Jude (le frère de Jacques et Jésus) meurt au combat.
Vers cette époque, Matthieu écrit son évangile.
Vers cette époque, la “Lettre aux Hébreux” est écrite.

67 après JC
Vespasien et Titus répriment la révolte avec leurs légions
L'historien juif Josèphe se lie d'amitié avec les Flaviens
Josèphe commence à enregistrer l'histoire des rébellions juives

68 après JC
Néron poursuivi par les armées romaines se suicide en Italie
Le général Vespasien et son fils Titus soumettent toute la Judée, à l'exception de Jérusalem
L'Année des quatre empereurs commence

69 après JC
Quatre Césars se battent pour l'Empire : Galba, Othon, Vitellius et Vespasien
Vespasien est proclamé empereur par toutes les légions orientales
Le fils de Vespasien, Titus, détient les légions en Judée et en Syrie
Les légions romaines de Titus se massent autour de Jérusalem.
Les chrétiens de Jérusalem commencent à quitter la ville, craignant la guerre.
Beaucoup d'entre eux se trouvent dans les églises des Gentils au nord de la Judée.
Jean l'apôtre quitte Jérusalem et s'installe à Ephèse.

70 après JC
Les légions de Titus assiègent Jérusalem pendant cinq mois
La ville et le temple de Jérusalem sont détruits par les légions romaines de Titus
L'empereur Vespasien fait de la Judée une province impériale
La Judée est maintenant dirigée par un légat impérial (nommé par l'empereur)
Le Légat dirige la Judée militairement ET politiquement
Le Légat rend compte directement et uniquement à l'Empereur

Empereurs romains après Néron :
68-69 Galba, Othon, Vitellius
69-79 Vespasien (Titus Flavius ​​Vespasien)
79-81 Titus (Titus Flavius ​​Vespasius, fils de Vespasien)
81-96 Domitien (frère de Titus)
96-98 Nerva
98-117 Trajan
117-138 Hadrien


Après que les armées de Titus eurent rasé Jérusalem et le temple, il autorisa l'une de ses légions à camper sur le site.

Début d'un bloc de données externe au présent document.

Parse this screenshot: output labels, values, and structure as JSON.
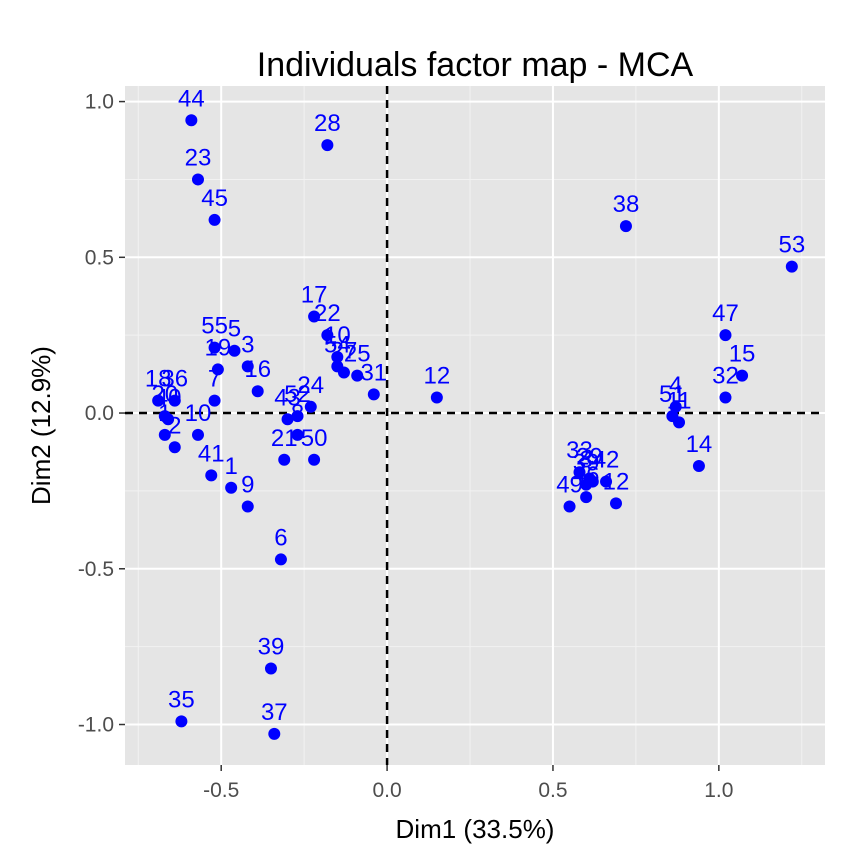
{
  "chart_data": {
    "type": "scatter",
    "title": "Individuals factor map - MCA",
    "xlabel": "Dim1 (33.5%)",
    "ylabel": "Dim2 (12.9%)",
    "xlim": [
      -0.79,
      1.32
    ],
    "ylim": [
      -1.13,
      1.05
    ],
    "x_ticks": [
      {
        "value": -0.5,
        "label": "-0.5"
      },
      {
        "value": 0.0,
        "label": "0.0"
      },
      {
        "value": 0.5,
        "label": "0.5"
      },
      {
        "value": 1.0,
        "label": "1.0"
      }
    ],
    "y_ticks": [
      {
        "value": -1.0,
        "label": "-1.0"
      },
      {
        "value": -0.5,
        "label": "-0.5"
      },
      {
        "value": 0.0,
        "label": "0.0"
      },
      {
        "value": 0.5,
        "label": "0.5"
      },
      {
        "value": 1.0,
        "label": "1.0"
      }
    ],
    "grid": true,
    "reference_lines": {
      "x": 0,
      "y": 0,
      "style": "dashed"
    },
    "colors": {
      "point": "#0000ff",
      "label": "#0000ff",
      "panel": "#e5e5e5",
      "grid": "#ffffff"
    },
    "points": [
      {
        "label": "44",
        "x": -0.59,
        "y": 0.94
      },
      {
        "label": "28",
        "x": -0.18,
        "y": 0.86
      },
      {
        "label": "23",
        "x": -0.57,
        "y": 0.75
      },
      {
        "label": "45",
        "x": -0.52,
        "y": 0.62
      },
      {
        "label": "38",
        "x": 0.72,
        "y": 0.6
      },
      {
        "label": "53",
        "x": 1.22,
        "y": 0.47
      },
      {
        "label": "17",
        "x": -0.22,
        "y": 0.31
      },
      {
        "label": "22",
        "x": -0.18,
        "y": 0.25
      },
      {
        "label": "47",
        "x": 1.02,
        "y": 0.25
      },
      {
        "label": "55",
        "x": -0.52,
        "y": 0.21
      },
      {
        "label": "5",
        "x": -0.46,
        "y": 0.2
      },
      {
        "label": "10",
        "x": -0.15,
        "y": 0.18
      },
      {
        "label": "19",
        "x": -0.51,
        "y": 0.14
      },
      {
        "label": "3",
        "x": -0.42,
        "y": 0.15
      },
      {
        "label": "54",
        "x": -0.15,
        "y": 0.15
      },
      {
        "label": "27",
        "x": -0.13,
        "y": 0.13
      },
      {
        "label": "25",
        "x": -0.09,
        "y": 0.12
      },
      {
        "label": "15",
        "x": 1.07,
        "y": 0.12
      },
      {
        "label": "16",
        "x": -0.39,
        "y": 0.07
      },
      {
        "label": "31",
        "x": -0.04,
        "y": 0.06
      },
      {
        "label": "12",
        "x": 0.15,
        "y": 0.05
      },
      {
        "label": "32",
        "x": 1.02,
        "y": 0.05
      },
      {
        "label": "7",
        "x": -0.52,
        "y": 0.04
      },
      {
        "label": "18",
        "x": -0.69,
        "y": 0.04
      },
      {
        "label": "36",
        "x": -0.64,
        "y": 0.04
      },
      {
        "label": "24",
        "x": -0.23,
        "y": 0.02
      },
      {
        "label": "4",
        "x": 0.87,
        "y": 0.02
      },
      {
        "label": "51",
        "x": 0.86,
        "y": -0.01
      },
      {
        "label": "20",
        "x": -0.67,
        "y": -0.01
      },
      {
        "label": "43",
        "x": -0.3,
        "y": -0.02
      },
      {
        "label": "52",
        "x": -0.27,
        "y": -0.01
      },
      {
        "label": "40",
        "x": -0.66,
        "y": -0.02
      },
      {
        "label": "11",
        "x": 0.88,
        "y": -0.03
      },
      {
        "label": "10",
        "x": -0.57,
        "y": -0.07
      },
      {
        "label": "8",
        "x": -0.27,
        "y": -0.07
      },
      {
        "label": "1",
        "x": -0.67,
        "y": -0.07
      },
      {
        "label": "2",
        "x": -0.64,
        "y": -0.11
      },
      {
        "label": "21",
        "x": -0.31,
        "y": -0.15
      },
      {
        "label": "50",
        "x": -0.22,
        "y": -0.15
      },
      {
        "label": "14",
        "x": 0.94,
        "y": -0.17
      },
      {
        "label": "33",
        "x": 0.58,
        "y": -0.19
      },
      {
        "label": "29",
        "x": 0.61,
        "y": -0.21
      },
      {
        "label": "39",
        "x": 0.6,
        "y": -0.23
      },
      {
        "label": "34",
        "x": 0.62,
        "y": -0.22
      },
      {
        "label": "42",
        "x": 0.66,
        "y": -0.22
      },
      {
        "label": "41",
        "x": -0.53,
        "y": -0.2
      },
      {
        "label": "1",
        "x": -0.47,
        "y": -0.24
      },
      {
        "label": "9",
        "x": -0.42,
        "y": -0.3
      },
      {
        "label": "49",
        "x": 0.55,
        "y": -0.3
      },
      {
        "label": "46",
        "x": 0.6,
        "y": -0.27
      },
      {
        "label": "12",
        "x": 0.69,
        "y": -0.29
      },
      {
        "label": "6",
        "x": -0.32,
        "y": -0.47
      },
      {
        "label": "39",
        "x": -0.35,
        "y": -0.82
      },
      {
        "label": "35",
        "x": -0.62,
        "y": -0.99
      },
      {
        "label": "37",
        "x": -0.34,
        "y": -1.03
      }
    ]
  }
}
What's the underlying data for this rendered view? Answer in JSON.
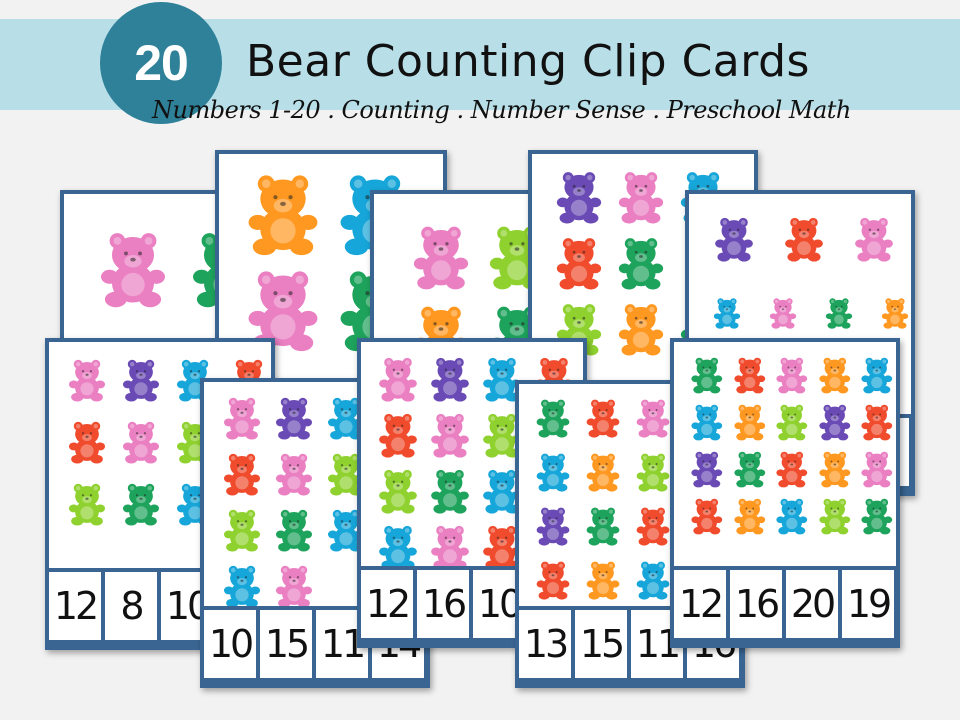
{
  "header": {
    "count": "20",
    "title": "Bear Counting Clip Cards",
    "subtitle": "Numbers 1-20 . Counting . Number Sense . Preschool Math"
  },
  "colors": {
    "band": "#b8dfe8",
    "circle": "#2e8199",
    "card_border": "#3a6593",
    "pink": "#ea7fc2",
    "orange": "#ff9820",
    "blue": "#17a6d9",
    "green": "#1ea35c",
    "lime": "#8fd12e",
    "purple": "#6a4ab4",
    "red": "#f04b2d"
  },
  "cards": [
    {
      "id": "a",
      "bears": [
        [
          "pink",
          "green"
        ]
      ],
      "numbers": []
    },
    {
      "id": "b",
      "bears": [
        [
          "orange",
          "blue"
        ],
        [
          "pink",
          "green"
        ]
      ],
      "numbers": []
    },
    {
      "id": "c",
      "bears": [
        [
          "pink",
          "lime"
        ],
        [
          "orange",
          "green"
        ]
      ],
      "numbers": []
    },
    {
      "id": "d",
      "bears": [
        [
          "purple",
          "pink",
          "blue"
        ],
        [
          "red",
          "green"
        ],
        [
          "lime",
          "orange",
          "green"
        ]
      ],
      "numbers": []
    },
    {
      "id": "e",
      "bears": [
        [
          "purple",
          "red",
          "pink"
        ],
        [
          "blue",
          "pink",
          "green",
          "orange"
        ]
      ],
      "numbers": []
    },
    {
      "id": "f",
      "bears": [
        [
          "pink",
          "purple",
          "blue",
          "red"
        ],
        [
          "red",
          "pink",
          "lime",
          "blue"
        ],
        [
          "lime",
          "green",
          "blue",
          "red"
        ]
      ],
      "numbers": [
        "12",
        "8",
        "10"
      ]
    },
    {
      "id": "g",
      "bears": [
        [
          "pink",
          "purple",
          "blue"
        ],
        [
          "red",
          "pink",
          "lime"
        ],
        [
          "lime",
          "green",
          "blue"
        ],
        [
          "blue",
          "pink"
        ]
      ],
      "numbers": [
        "10",
        "15",
        "11",
        "14"
      ]
    },
    {
      "id": "h",
      "bears": [
        [
          "pink",
          "purple",
          "blue",
          "red"
        ],
        [
          "red",
          "pink",
          "lime",
          "blue"
        ],
        [
          "lime",
          "green",
          "blue",
          "red"
        ],
        [
          "blue",
          "pink",
          "red",
          "green"
        ]
      ],
      "numbers": [
        "12",
        "16",
        "10"
      ]
    },
    {
      "id": "i",
      "bears": [
        [
          "green",
          "red",
          "pink",
          "orange"
        ],
        [
          "blue",
          "orange",
          "lime",
          "purple"
        ],
        [
          "purple",
          "green",
          "red",
          "orange"
        ],
        [
          "red",
          "orange",
          "blue"
        ]
      ],
      "numbers": [
        "13",
        "15",
        "11",
        "16"
      ]
    },
    {
      "id": "j",
      "bears": [
        [
          "green",
          "red",
          "pink",
          "orange",
          "blue"
        ],
        [
          "blue",
          "orange",
          "lime",
          "purple",
          "red"
        ],
        [
          "purple",
          "green",
          "red",
          "orange",
          "pink"
        ],
        [
          "red",
          "orange",
          "blue",
          "lime",
          "green"
        ]
      ],
      "numbers": [
        "12",
        "16",
        "20",
        "19"
      ]
    }
  ]
}
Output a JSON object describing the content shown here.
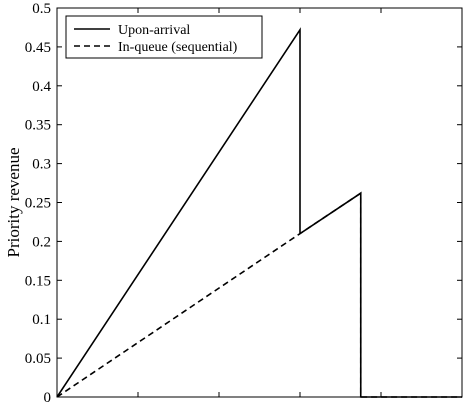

Soixante-cinq ans plus tard, après ce qu'on a appelé la révolte de Bar Kokhba, en 135 après JC, l'empereur Hadrien a fondé une colonie militaire romaine sur le site de Jérusalem (pour les soldats à la retraite, leurs heris et autres Romains de langue latine). Il l'a appelé Aelia Capitolina.

La Nouvelle Jérusalem, nous l'espérons, est toujours en train de descendre du Ciel. Amen. Viens, Seigneur.


Voir la vidéo: : (Mai 2022).


Commentaires:

  1. Kelar

    Le plus grand nombre de points est atteint. Je pense que c'est une bonne idée. Entièrement d'accord avec elle.

  2. Selassie

    Il a sûrement tort

  3. Magnus

    Je vous conseille de visiter un site bien connu qui a beaucoup d'informations sur ce sujet.

  4. Hutton

    Votre phrase tout simplement excellente

  5. Fenrilar

    C'est dommage, que maintenant je ne peux pas exprimer - il n'y a pas de temps libre. Mais je reviendrai - j'écrirai forcément ce que je pense.

  6. Farley

    tous les messages personnels partent aujourd'hui ?

  7. Edbert

    Je suis d'accord avec tous les ci-dessus. Nous pouvons parler de ce sujet. Ici, ou l'après-midi.